Figure 2: Serial plasma analysis during systemic treatment.
figure 2

(a) Circulating levels of stem, metastatic-clade and private mutations during treatment. Mean allele fractions at each time point are presented. Mean AF for private mutations is multiplied by 10 to highlight trend. Shaded areas represent treatment lines. (b) Mean predicted cellular frequency of each cluster identified by PyClone across the plasma samples T2–T9. PyClone identified five mutation clusters from variation of circulating allele fractions (without reliance on tumour data). Clusters 1 and 2 are largely comprised of stem and metastatic-clade mutations. Cluster 5 is comprised of 11 mutations, 10 of which are private M3.1 mutations. (c) Plasma abundance calculated as the product of AF in a tumour sample (normalized for mean of stem mutations) and the corresponding AF in a plasma sample, summed across all private mutations for each tumour. To normalize for different number of private mutations in each tumour (3–70), we calculated plasma abundance relative to T1. (d) Dynamics of ERBB4 mutation (p.H809G) in deep sequencing data. (e) Allele fractions measured by deep amplicon sequencing for the PIK3CA mutation (p.E542K) identified in exome sequencing of plasma sample T2. Mutation was significantly detectable (>3 s.d.’s above the mean allele fraction in control samples) on days 727, 762 and 937 (yellow diamonds).
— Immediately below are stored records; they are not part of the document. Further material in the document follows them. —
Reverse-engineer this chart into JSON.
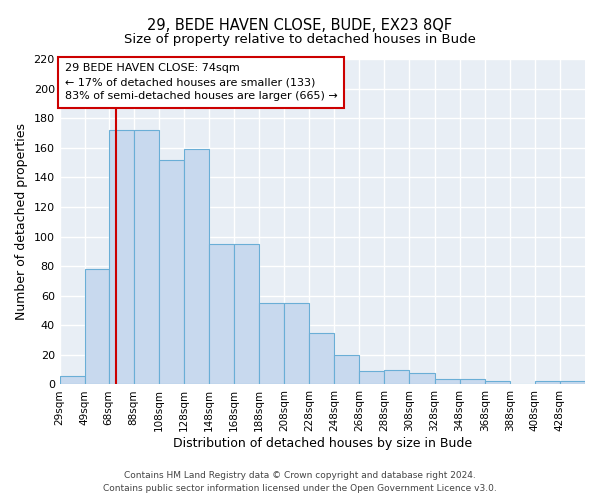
{
  "title": "29, BEDE HAVEN CLOSE, BUDE, EX23 8QF",
  "subtitle": "Size of property relative to detached houses in Bude",
  "xlabel": "Distribution of detached houses by size in Bude",
  "ylabel": "Number of detached properties",
  "bin_labels": [
    "29sqm",
    "49sqm",
    "68sqm",
    "88sqm",
    "108sqm",
    "128sqm",
    "148sqm",
    "168sqm",
    "188sqm",
    "208sqm",
    "228sqm",
    "248sqm",
    "268sqm",
    "288sqm",
    "308sqm",
    "328sqm",
    "348sqm",
    "368sqm",
    "388sqm",
    "408sqm",
    "428sqm"
  ],
  "bar_values": [
    6,
    78,
    172,
    172,
    152,
    159,
    95,
    95,
    55,
    55,
    35,
    20,
    9,
    10,
    8,
    4,
    4,
    2,
    0,
    2,
    2
  ],
  "bar_color": "#c8d9ee",
  "bar_edge_color": "#6aaed6",
  "vline_x": 74,
  "vline_color": "#cc0000",
  "annotation_title": "29 BEDE HAVEN CLOSE: 74sqm",
  "annotation_line1": "← 17% of detached houses are smaller (133)",
  "annotation_line2": "83% of semi-detached houses are larger (665) →",
  "annotation_box_color": "#ffffff",
  "annotation_box_edge": "#cc0000",
  "ylim": [
    0,
    220
  ],
  "yticks": [
    0,
    20,
    40,
    60,
    80,
    100,
    120,
    140,
    160,
    180,
    200,
    220
  ],
  "bin_edges": [
    29,
    49,
    68,
    88,
    108,
    128,
    148,
    168,
    188,
    208,
    228,
    248,
    268,
    288,
    308,
    328,
    348,
    368,
    388,
    408,
    428,
    448
  ],
  "footer1": "Contains HM Land Registry data © Crown copyright and database right 2024.",
  "footer2": "Contains public sector information licensed under the Open Government Licence v3.0.",
  "bg_color": "#e8eef5",
  "grid_color": "#ffffff"
}
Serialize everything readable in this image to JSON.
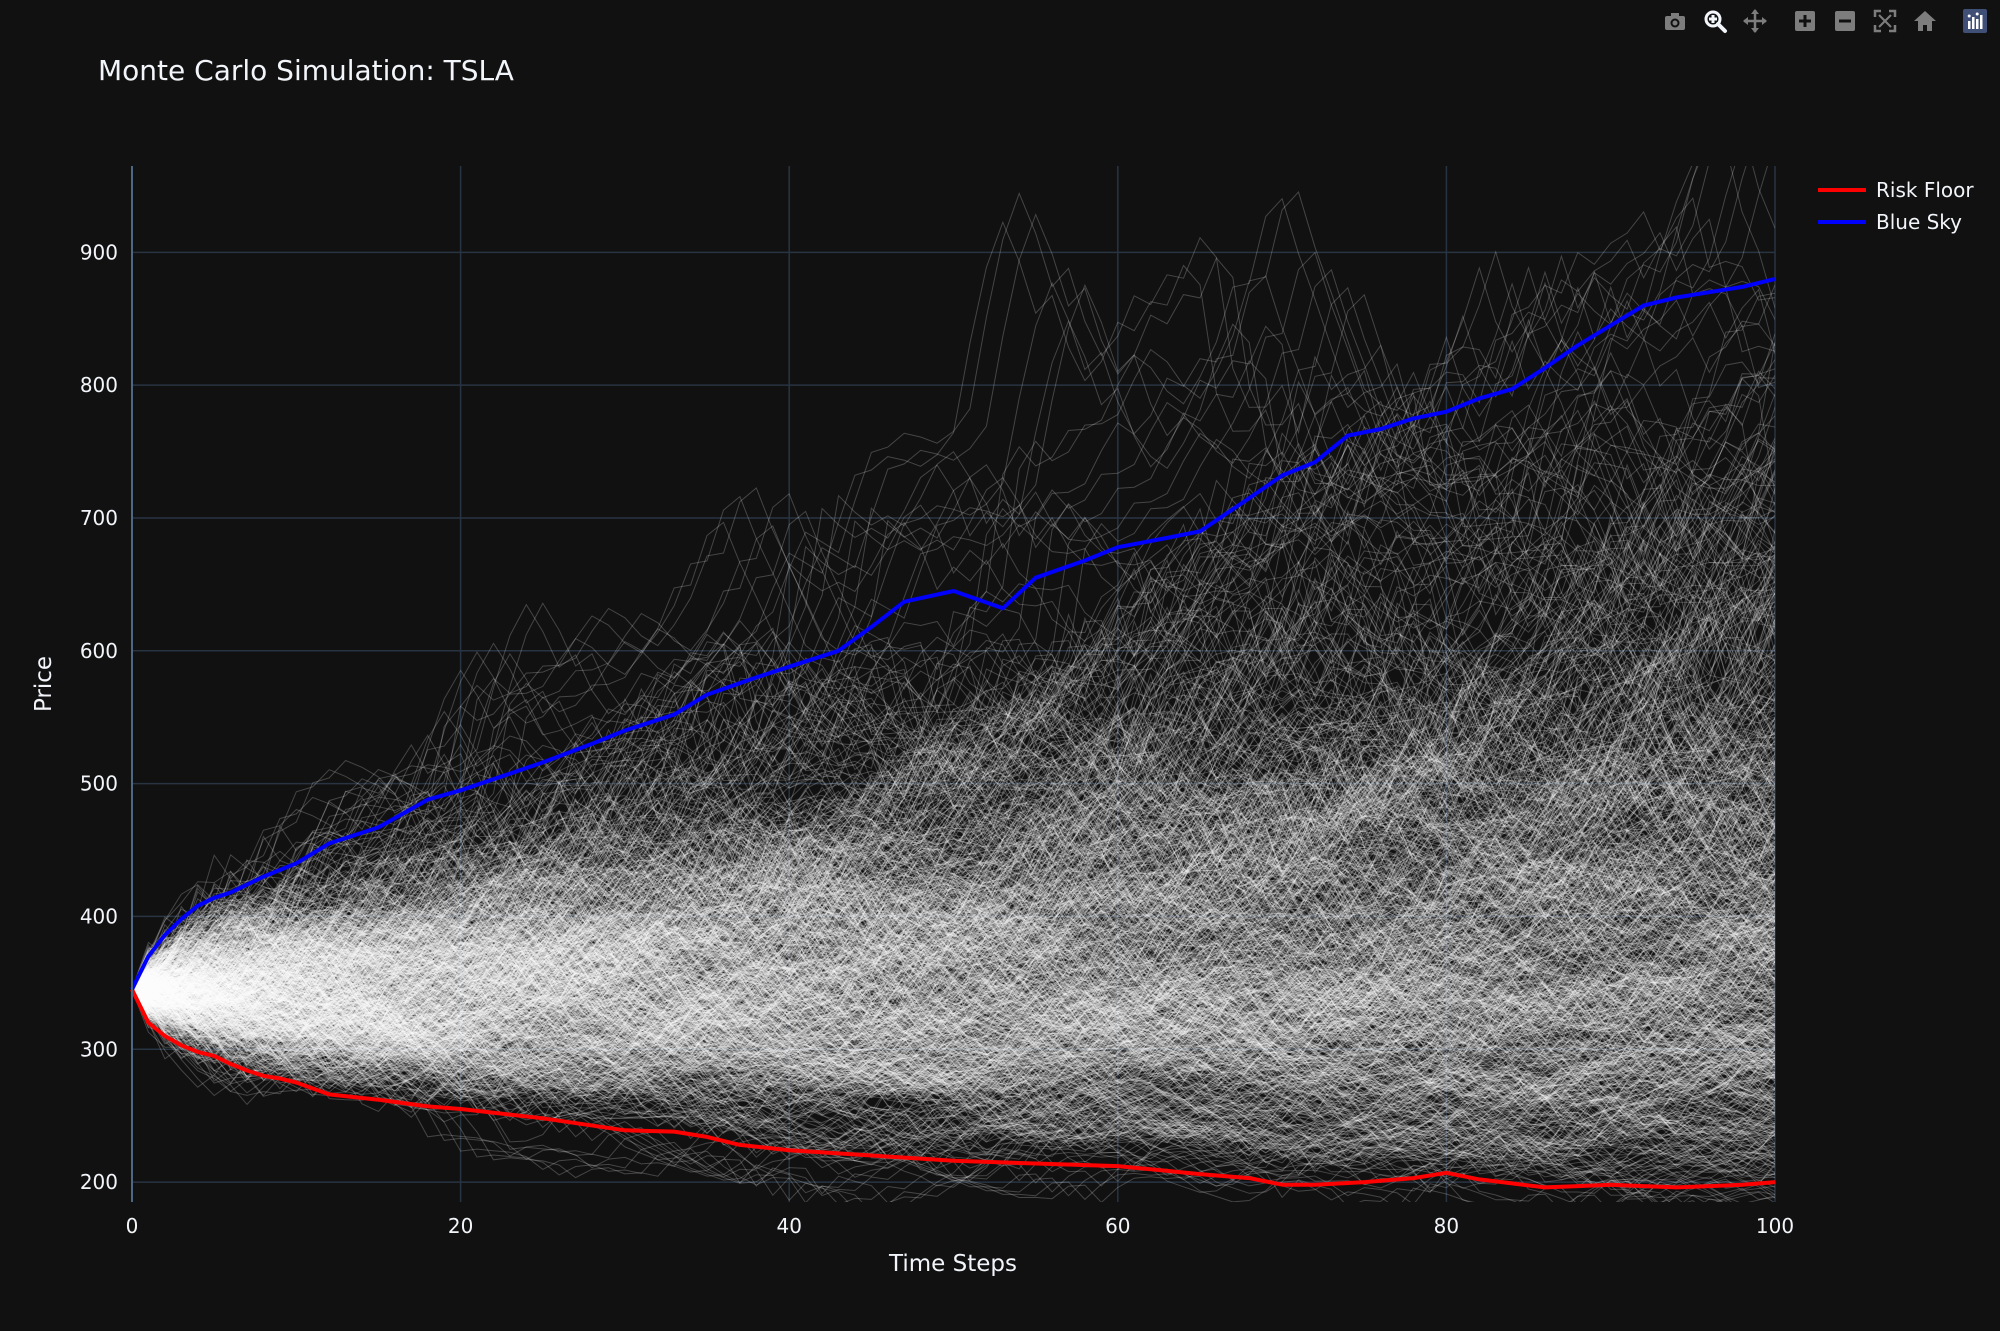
{
  "modebar": {
    "buttons": [
      {
        "name": "camera-icon"
      },
      {
        "name": "zoom-icon"
      },
      {
        "name": "pan-icon"
      },
      {
        "name": "zoom-in-icon"
      },
      {
        "name": "zoom-out-icon"
      },
      {
        "name": "autoscale-icon"
      },
      {
        "name": "home-icon"
      },
      {
        "name": "plotly-logo-icon"
      }
    ],
    "active_color": "#f2f5fa",
    "inactive_color": "#7d7d7d",
    "logo_color": "#3f4f75"
  },
  "chart_data": {
    "type": "line",
    "title": "Monte Carlo Simulation: TSLA",
    "xlabel": "Time Steps",
    "ylabel": "Price",
    "xlim": [
      0,
      100
    ],
    "ylim": [
      185,
      965
    ],
    "x_ticks": [
      0,
      20,
      40,
      60,
      80,
      100
    ],
    "y_ticks": [
      200,
      300,
      400,
      500,
      600,
      700,
      800,
      900
    ],
    "grid": true,
    "background": "#111111",
    "grid_color": "#283442",
    "legend_position": "top-right",
    "start_price": 345,
    "n_simulated_paths": 1000,
    "simulated_path_color": "#ffffff",
    "series": [
      {
        "name": "Risk Floor",
        "color": "#ff0000",
        "x": [
          0,
          1,
          2,
          3,
          4,
          5,
          6,
          7,
          8,
          9,
          10,
          12,
          15,
          18,
          20,
          25,
          30,
          33,
          35,
          37,
          40,
          45,
          50,
          55,
          60,
          65,
          68,
          70,
          72,
          75,
          78,
          80,
          82,
          84,
          86,
          88,
          90,
          92,
          94,
          96,
          98,
          100
        ],
        "values": [
          345,
          320,
          310,
          303,
          298,
          295,
          289,
          284,
          280,
          278,
          275,
          266,
          262,
          257,
          255,
          248,
          239,
          238,
          234,
          228,
          224,
          220,
          216,
          214,
          212,
          206,
          203,
          198,
          198,
          200,
          203,
          207,
          202,
          199,
          196,
          197,
          198,
          197,
          196,
          197,
          198,
          200
        ]
      },
      {
        "name": "Blue Sky",
        "color": "#0000ff",
        "x": [
          0,
          1,
          2,
          3,
          4,
          5,
          6,
          7,
          8,
          10,
          12,
          15,
          18,
          20,
          25,
          28,
          30,
          33,
          35,
          38,
          40,
          43,
          45,
          47,
          50,
          53,
          55,
          58,
          60,
          63,
          65,
          68,
          70,
          72,
          74,
          76,
          78,
          80,
          82,
          84,
          86,
          88,
          90,
          92,
          94,
          96,
          98,
          100
        ],
        "values": [
          345,
          370,
          386,
          398,
          408,
          414,
          418,
          424,
          430,
          440,
          455,
          467,
          488,
          495,
          516,
          530,
          540,
          552,
          567,
          580,
          588,
          600,
          618,
          637,
          645,
          632,
          655,
          668,
          678,
          685,
          690,
          715,
          732,
          742,
          762,
          767,
          775,
          780,
          790,
          797,
          813,
          830,
          845,
          860,
          866,
          870,
          874,
          880
        ]
      }
    ]
  }
}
To assess whether plasma DNA captured differential response across distinct metastatic sites during targeted treatment, the relative plasma abundance of high-confidence private mutations originating from each tumour site was calculated. During lapatinib treatment, a rapid increase in the circulating abundance of several mutations private to the chest mass was observed in plasma samples T4–T9 (Fig. 2c), coinciding with significant disease progression seen on imaging at this site. This was also reflected in plasma-based PyClone mutation clusters; plasma cluster 5 increased in circulating prevalence with disease progression on lapatinib treatment and 10/11 mutations in this cluster are private to M3.1 (and correspond to tumour clusters 4 and 5; Fig. 2b and Supplementary Data 1). At the time of lapatinib resistance, the most abundant private mutation in plasma was in the tyrosine kinase domain of ERBB4 (p.H809G; plasma cluster 5; Fig. 2b,d and Supplementary Fig. 11). This mutation was private to the chest wall mass (28.2% AF) with its levels in plasma DNA increasing during lapatinib treatment up to an AF of 12.2% at the time of disease progression on imaging (compared with average stem and metastatic-clade AFs of 34.9 and 19.1% in the same plasma sample). The predicted functional effect of this mutation17,18 and its exclusive molecular detection in the chest wall mass (the main site of disease progression on treatment) suggest it was a key determinant of resistance to lapatinib.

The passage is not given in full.